Adapted from Creation Answer Book by Hank Hanegraaff
A growing number of Christian thinkers say no. Francis Collins, theistic evolutionist and founder of the BioLogos Foundation and tapped by President Obama to be Director of the National Institutes of Health (NIH), is among them. In his view, science dictates that modern humans emerged from primates a hundred thousand years ago in a population numbering some ten thousand, not two. Not only so, but according to BioLogos biblical expert Peter Enns, “The Bible itself invites a symbolic reading” of the account of the first man and woman. Thus the question: Did Adam and Eve exist, or are they merely allegorical?
First, while Collins and company staunchly defend Darwinian evolution, their views hardly correspond to reality. Darwin hung his hopes on hundreds of thousands of transitional forms* leading to the fossils of the Cambrian Explosion*. In actuality, the poverty of the fossil record has been an embarrassment. Virtually all known body plans appear abruptly in the Cambrian. To put it bluntly, the Cambrian radiation* vaporized the Darwinian Tree of Life*.
Furthermore, Scripture plainly opposes the collective rhetoric of theistic evolutionists who deny the reality of a historical Adam and Eve. Paul made it crystal clear: “From one man [God] made every nation of men, that they should inhabit the whole earth” (Acts 17:26). Indeed, sacred Scripture, in concert with sound science, makes plain that kinds reproduce “ according to their kinds” (Genesis 1:25). Moreover, had the first Adam not fallen into a life of perpetual sin terminated by death, there would have been no need for God to send a “Second Adam” (Jesus). Paul was emphatic: “Since death came through a man, the resurrection of the dead comes also through a man. For as in Adam all die, so in Christ all will be made alive” (1 Corinthians 15:21–22).
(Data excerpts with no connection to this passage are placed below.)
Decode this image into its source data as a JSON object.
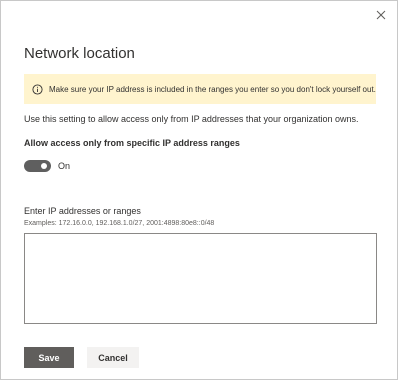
{
  "dialog": {
    "title": "Network location",
    "notice": {
      "icon": "info-icon",
      "text": "Make sure your IP address is included in the ranges you enter so you don't lock yourself out.",
      "background_color": "#fff4ce"
    },
    "description": "Use this setting to allow access only from IP addresses that your organization owns.",
    "toggle": {
      "label": "Allow access only from specific IP address ranges",
      "state_text": "On",
      "checked": true,
      "color": "#5f5f5f"
    },
    "ip_field": {
      "label": "Enter IP addresses or ranges",
      "examples": "Examples: 172.16.0.0, 192.168.1.0/27, 2001:4898:80e8::0/48",
      "value": ""
    },
    "buttons": {
      "save_label": "Save",
      "cancel_label": "Cancel",
      "save_color": "#605e5c"
    },
    "close_icon": "close-icon"
  }
}
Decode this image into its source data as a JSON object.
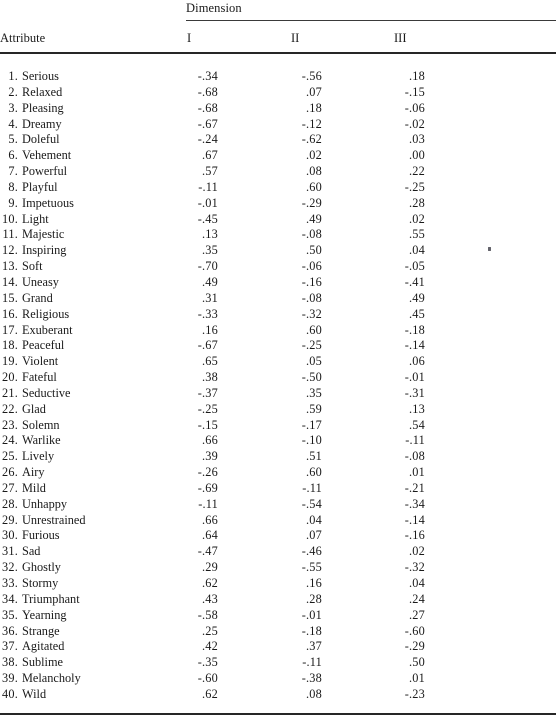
{
  "table": {
    "spanner_label": "Dimension",
    "row_header_label": "Attribute",
    "columns": [
      "I",
      "II",
      "III"
    ],
    "rows": [
      {
        "index": "1.",
        "label": "Serious",
        "values": [
          "-.34",
          "-.56",
          ".18"
        ]
      },
      {
        "index": "2.",
        "label": "Relaxed",
        "values": [
          "-.68",
          ".07",
          "-.15"
        ]
      },
      {
        "index": "3.",
        "label": "Pleasing",
        "values": [
          "-.68",
          ".18",
          "-.06"
        ]
      },
      {
        "index": "4.",
        "label": "Dreamy",
        "values": [
          "-.67",
          "-.12",
          "-.02"
        ]
      },
      {
        "index": "5.",
        "label": "Doleful",
        "values": [
          "-.24",
          "-.62",
          ".03"
        ]
      },
      {
        "index": "6.",
        "label": "Vehement",
        "values": [
          ".67",
          ".02",
          ".00"
        ]
      },
      {
        "index": "7.",
        "label": "Powerful",
        "values": [
          ".57",
          ".08",
          ".22"
        ]
      },
      {
        "index": "8.",
        "label": "Playful",
        "values": [
          "-.11",
          ".60",
          "-.25"
        ]
      },
      {
        "index": "9.",
        "label": "Impetuous",
        "values": [
          "-.01",
          "-.29",
          ".28"
        ]
      },
      {
        "index": "10.",
        "label": "Light",
        "values": [
          "-.45",
          ".49",
          ".02"
        ]
      },
      {
        "index": "11.",
        "label": "Majestic",
        "values": [
          ".13",
          "-.08",
          ".55"
        ]
      },
      {
        "index": "12.",
        "label": "Inspiring",
        "values": [
          ".35",
          ".50",
          ".04"
        ]
      },
      {
        "index": "13.",
        "label": "Soft",
        "values": [
          "-.70",
          "-.06",
          "-.05"
        ]
      },
      {
        "index": "14.",
        "label": "Uneasy",
        "values": [
          ".49",
          "-.16",
          "-.41"
        ]
      },
      {
        "index": "15.",
        "label": "Grand",
        "values": [
          ".31",
          "-.08",
          ".49"
        ]
      },
      {
        "index": "16.",
        "label": "Religious",
        "values": [
          "-.33",
          "-.32",
          ".45"
        ]
      },
      {
        "index": "17.",
        "label": "Exuberant",
        "values": [
          ".16",
          ".60",
          "-.18"
        ]
      },
      {
        "index": "18.",
        "label": "Peaceful",
        "values": [
          "-.67",
          "-.25",
          "-.14"
        ]
      },
      {
        "index": "19.",
        "label": "Violent",
        "values": [
          ".65",
          ".05",
          ".06"
        ]
      },
      {
        "index": "20.",
        "label": "Fateful",
        "values": [
          ".38",
          "-.50",
          "-.01"
        ]
      },
      {
        "index": "21.",
        "label": "Seductive",
        "values": [
          "-.37",
          ".35",
          "-.31"
        ]
      },
      {
        "index": "22.",
        "label": "Glad",
        "values": [
          "-.25",
          ".59",
          ".13"
        ]
      },
      {
        "index": "23.",
        "label": "Solemn",
        "values": [
          "-.15",
          "-.17",
          ".54"
        ]
      },
      {
        "index": "24.",
        "label": "Warlike",
        "values": [
          ".66",
          "-.10",
          "-.11"
        ]
      },
      {
        "index": "25.",
        "label": "Lively",
        "values": [
          ".39",
          ".51",
          "-.08"
        ]
      },
      {
        "index": "26.",
        "label": "Airy",
        "values": [
          "-.26",
          ".60",
          ".01"
        ]
      },
      {
        "index": "27.",
        "label": "Mild",
        "values": [
          "-.69",
          "-.11",
          "-.21"
        ]
      },
      {
        "index": "28.",
        "label": "Unhappy",
        "values": [
          "-.11",
          "-.54",
          "-.34"
        ]
      },
      {
        "index": "29.",
        "label": "Unrestrained",
        "values": [
          ".66",
          ".04",
          "-.14"
        ]
      },
      {
        "index": "30.",
        "label": "Furious",
        "values": [
          ".64",
          ".07",
          "-.16"
        ]
      },
      {
        "index": "31.",
        "label": "Sad",
        "values": [
          "-.47",
          "-.46",
          ".02"
        ]
      },
      {
        "index": "32.",
        "label": "Ghostly",
        "values": [
          ".29",
          "-.55",
          "-.32"
        ]
      },
      {
        "index": "33.",
        "label": "Stormy",
        "values": [
          ".62",
          ".16",
          ".04"
        ]
      },
      {
        "index": "34.",
        "label": "Triumphant",
        "values": [
          ".43",
          ".28",
          ".24"
        ]
      },
      {
        "index": "35.",
        "label": "Yearning",
        "values": [
          "-.58",
          "-.01",
          ".27"
        ]
      },
      {
        "index": "36.",
        "label": "Strange",
        "values": [
          ".25",
          "-.18",
          "-.60"
        ]
      },
      {
        "index": "37.",
        "label": "Agitated",
        "values": [
          ".42",
          ".37",
          "-.29"
        ]
      },
      {
        "index": "38.",
        "label": "Sublime",
        "values": [
          "-.35",
          "-.11",
          ".50"
        ]
      },
      {
        "index": "39.",
        "label": "Melancholy",
        "values": [
          "-.60",
          "-.38",
          ".01"
        ]
      },
      {
        "index": "40.",
        "label": "Wild",
        "values": [
          ".62",
          ".08",
          "-.23"
        ]
      }
    ]
  }
}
Finally, our Savior’s words should cast a pall on all Adam and Eve deniers: “At the beginning the Creator ‘made them male and female’ ” (Matthew 19:4). Lest one be tempted to allegorize the words of our Lord, it is instructive to note that Jesus further affirmed a historical Adam and Eve when he referred to the murder of their son Abel (Matthew 23:35). Not only so, but Luke, writing to a primarily Gentile audience, extends his genealogy past Abraham to the first Adam, thus highlighting Christ, the Second Adam, as the Savior of all humanity. Should that prove insufficient, Chronicles provides a historical record from Adam to the Exile. Likewise, starting at Genesis 5:1, Moses gives “the written account of Adam’s line.”
Of one thing we can be absolutely certain: though Genesis is historical narrative interlaced with Jewish poetry, it is hardly an allegory.